Sono le parole dei 10 giovani restauratori fiorentini, diplomati dell’Opificio delle Pietre Dure, e selezionati da un bando – chiusosi nel dicembre 2016 – per operare all’interno del bunker di Spoleto, il deposito della Regione Umbria per le opere colpite dal sisma. La giovane task-force, grazie a un finanziamento della Fondazione Cassa di Risparmio di Firenze, è infatti rimasta nel territorio umbro per 12 mesi, in aiuto della Soprintendenza locale, per gli interventi di messa in sicurezza delle opere danneggiate dal terremoto avvenuto nell’estate del 2016. Era questo lo scopo del progetto, appena concluso, ideato e sostenuto da Fondazione Cassa di Risparmio di Firenze, in collaborazione con l’Opificio delle Pietre Dure e in accordo col Segretariato regionale del MiBACT per l’Umbria e la Soprintendenza archeologia, belle arti e paesaggio dell’Umbria.
Il progetto
“Con questo progetto la Fondazione ha verificato l’efficacia del nostro nuovo modello di intervento basato sulla messa a sistema delle eccellenze del nostro territorio e sulla loro valorizzazione”, ha dichiarato il Direttore generale della Fondazione Cassa di Risparmio di Firenze Gabriele Gori. “In questo caso, abbiamo coinvolto una realtà unica a livello internazionale, il nostro Opificio delle Pietre Dure. Abbiamo così dimostrato come sia possibile, facendo rete, rispondere ad una emergenza del Paese. La Fondazione farà di tutto per mantenere alto questo primato e condividere questo capitale di saperi con altre importanti realtà del territorio, così da poter moltiplicare le risorse che Firenze riesce a mettere in campo”. La Fondazione ha stanziato 130mila euro, che sono serviti per coprire un piccolo compenso mensile per ciascuno dei 10 restauratori selezionati, un forfait per le spese di vitto e di trasferta e il sostegno per i costi dell’alloggio.
I restauri
Sotto il coordinamento dell’Opificio, la task-force di diplomati ha operato in questo grande ambiente antisismico di 5mila mq – realizzato dalla Regione Umbria dopo il terremoto del 1997 – e dotato delle più moderne tecnologie per il recupero e la conservazione delle migliaia di opere danneggiate dal sisma, occupandosi di identificare il tipo di oggetto e la provenienza, di redigere una scheda sanitaria con valutazione del danno e della necessità di restauro e di valutare il codice di priorità di intervento. “L’OPD ha cercato di fornire il proprio contributo per i territori colpiti dal recente sisma sulla base delle proprie esperienze pregresse, che vanno dal recupero delle opere danneggiate dall’alluvione di Firenze del 1966 sino a quelle coinvolte dal terremoto dell’Emilia del 2012”, ha sottolineato il soprintendente dell’Opificio delle Pietre Dure Marco Ciatti, già insignito nel 20111 a Sassocorvaro, nel Montefeltro marchigiano, del Premio Rotondi ai salvatori dell’arte (“per aver diretto i restauri – ultimo, il Crocifisso giottesco della fiorentina chiesa di Ognissanti – su importanti opere di Giotto, Raffaello, Botticelli e altri maestri dell’arte”, si legge nella motivazione). “Siamo orgogliosi perché i restauratori coinvolti, tutti diplomati presso l’OPD, hanno dimostrato sia grande competenza tecnica, sia un notevole impegno personale per potere restituire a questo territorio il proprio patrimonio culturale”.

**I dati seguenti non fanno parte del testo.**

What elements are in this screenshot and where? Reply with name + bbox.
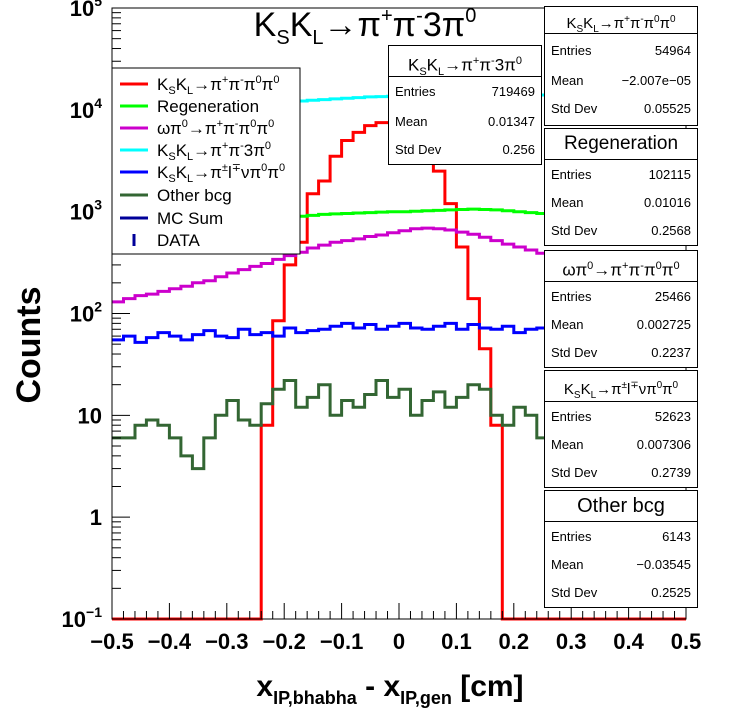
stat-box-omega-pi0: ωπ0→π+π-π0π0 Entries 25466 Mean 0.002725 S… (544, 250, 698, 368)
x-axis-label: xIP,bhabha - xIP,gen [cm] (256, 670, 523, 708)
legend-label-kskl-4pi: KSKL→π+π-π0π0 (157, 74, 279, 97)
stat-box-title: Regeneration (545, 129, 697, 160)
stat-label-mean: Mean (551, 317, 584, 332)
stat-label-mean: Mean (551, 195, 584, 210)
stat-label-mean: Mean (395, 114, 428, 129)
stat-box-semileptonic: KSKL→π±l∓νπ0π0 Entries 52623 Mean 0.007306… (544, 370, 698, 488)
stat-label-std: Std Dev (551, 585, 598, 600)
stat-label-mean: Mean (551, 73, 584, 88)
legend-label-other-bcg: Other bcg (157, 186, 232, 205)
stat-label-std: Std Dev (551, 223, 598, 238)
y-tick-label: 104 (70, 95, 102, 123)
stat-label-mean: Mean (551, 557, 584, 572)
stat-value-mean: −2.007e−05 (621, 73, 691, 88)
stat-value-mean: 0.01016 (644, 195, 691, 210)
stat-box-title: KSKL→π±l∓νπ0π0 (545, 371, 697, 402)
stat-label-entries: Entries (551, 43, 592, 58)
stat-label-entries: Entries (395, 84, 436, 99)
x-tick-label: 0.3 (556, 629, 587, 654)
stat-value-entries: 54964 (654, 43, 691, 58)
stat-box-other-bcg: Other bcg Entries 6143 Mean −0.03545 Std D… (544, 490, 698, 608)
y-tick-label: 105 (70, 0, 102, 21)
stat-label-entries: Entries (551, 167, 592, 182)
stat-value-mean: 0.007306 (636, 437, 691, 452)
legend: KSKL→π+π-π0π0 Regeneration ωπ0→π+π-π0π0 … (111, 67, 301, 255)
stat-value-std: 0.2739 (651, 465, 691, 480)
stat-value-mean: 0.002725 (636, 317, 691, 332)
stat-box-title: Other bcg (545, 491, 697, 522)
y-tick-label: 10 (78, 403, 102, 428)
stat-value-entries: 719469 (491, 84, 535, 99)
y-tick-label: 103 (70, 197, 102, 225)
y-tick-label: 102 (70, 299, 102, 327)
stat-value-std: 0.256 (502, 142, 535, 157)
stat-label-std: Std Dev (395, 142, 442, 157)
chart-title: KSKL→π+π-3π0 (254, 5, 477, 49)
y-tick-label: 1 (90, 505, 102, 530)
stat-label-entries: Entries (551, 529, 592, 544)
legend-label-mc-sum: MC Sum (157, 209, 223, 228)
y-tick-label: 10−1 (62, 604, 103, 632)
stat-box-kskl-4pi: KSKL→π+π-π0π0 Entries 54964 Mean −2.007e−0… (544, 6, 698, 126)
legend-label-regeneration: Regeneration (157, 97, 259, 116)
x-tick-label: 0.1 (441, 629, 472, 654)
stat-value-mean: −0.03545 (636, 557, 691, 572)
stat-label-mean: Mean (551, 437, 584, 452)
stat-box-kskl-5pi: KSKL→π+π-3π0 Entries 719469 Mean 0.01347 S… (388, 45, 542, 165)
x-tick-label: −0.3 (205, 629, 248, 654)
stat-box-title: ωπ0→π+π-π0π0 (545, 251, 697, 282)
stat-label-entries: Entries (551, 289, 592, 304)
y-axis-label: Counts (10, 286, 48, 403)
x-tick-label: −0.5 (90, 629, 133, 654)
x-tick-label: 0.4 (613, 629, 644, 654)
x-tick-label: 0 (393, 629, 405, 654)
stat-value-std: 0.2568 (651, 223, 691, 238)
stat-value-std: 0.2525 (651, 585, 691, 600)
stat-value-std: 0.2237 (651, 345, 691, 360)
stat-value-mean: 0.01347 (488, 114, 535, 129)
stat-value-entries: 52623 (654, 409, 691, 424)
stat-label-std: Std Dev (551, 101, 598, 116)
stat-value-std: 0.05525 (644, 101, 691, 116)
stat-value-entries: 102115 (648, 167, 691, 182)
x-tick-label: 0.5 (671, 629, 702, 654)
axis-ticks: −0.5 −0.4 −0.3 −0.2 −0.1 0 0.1 0.2 0.3 0.4 0.5 10−1… (62, 0, 702, 654)
stat-box-title: KSKL→π+π-π0π0 (545, 7, 697, 35)
stat-box-regeneration: Regeneration Entries 102115 Mean 0.01016 S… (544, 128, 698, 246)
x-tick-label: 0.2 (499, 629, 530, 654)
stat-value-entries: 6143 (662, 529, 691, 544)
x-tick-label: −0.2 (262, 629, 305, 654)
legend-label-data: DATA (157, 231, 200, 250)
x-tick-label: −0.4 (148, 629, 192, 654)
stat-box-title: KSKL→π+π-3π0 (389, 46, 541, 78)
stat-label-entries: Entries (551, 409, 592, 424)
stat-label-std: Std Dev (551, 345, 598, 360)
stat-label-std: Std Dev (551, 465, 598, 480)
legend-label-omega-pi0: ωπ0→π+π-π0π0 (157, 118, 274, 138)
stat-value-entries: 25466 (654, 289, 691, 304)
x-tick-label: −0.1 (320, 629, 363, 654)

Con la speranza che, nonostante la sua conclusione, il progetto si possa replicare, diventando una consuetudine, anche senza la contingenza di un’emergenza come quella drammatica di un sisma. “La formula scelta e resa possibile dal finanziamento della Fondazione Cassa di Risparmio di Firenze costituisce a oggi un modello, che vorremmo ripetere per far sì che non solo si realizzino operazioni di restauro sui beni mobili colpiti dal terremoto, ma che il laboratorio creato rimanga un centro vivo di esperienze formative per giovani restauratori”, ha concluso Marica Mercalli, Soprintendente Archeologia, Belle Arti e Paesaggio dell’Umbria. “I casi in fase emergenziale, infatti, sono molteplici, talvolta di difficile soluzione. È in questo momento che l’eccellenza di una formazione teorico/pratica può trovare modo di esprimersi, dandoci ancora una volta la prova che il restauro è un lavoro di testa e di mani esperte, un ‘atto critico’ che deve trovare concreta manifestazione nei momenti di vera urgenza per la salvaguardia del nostro patrimonio”.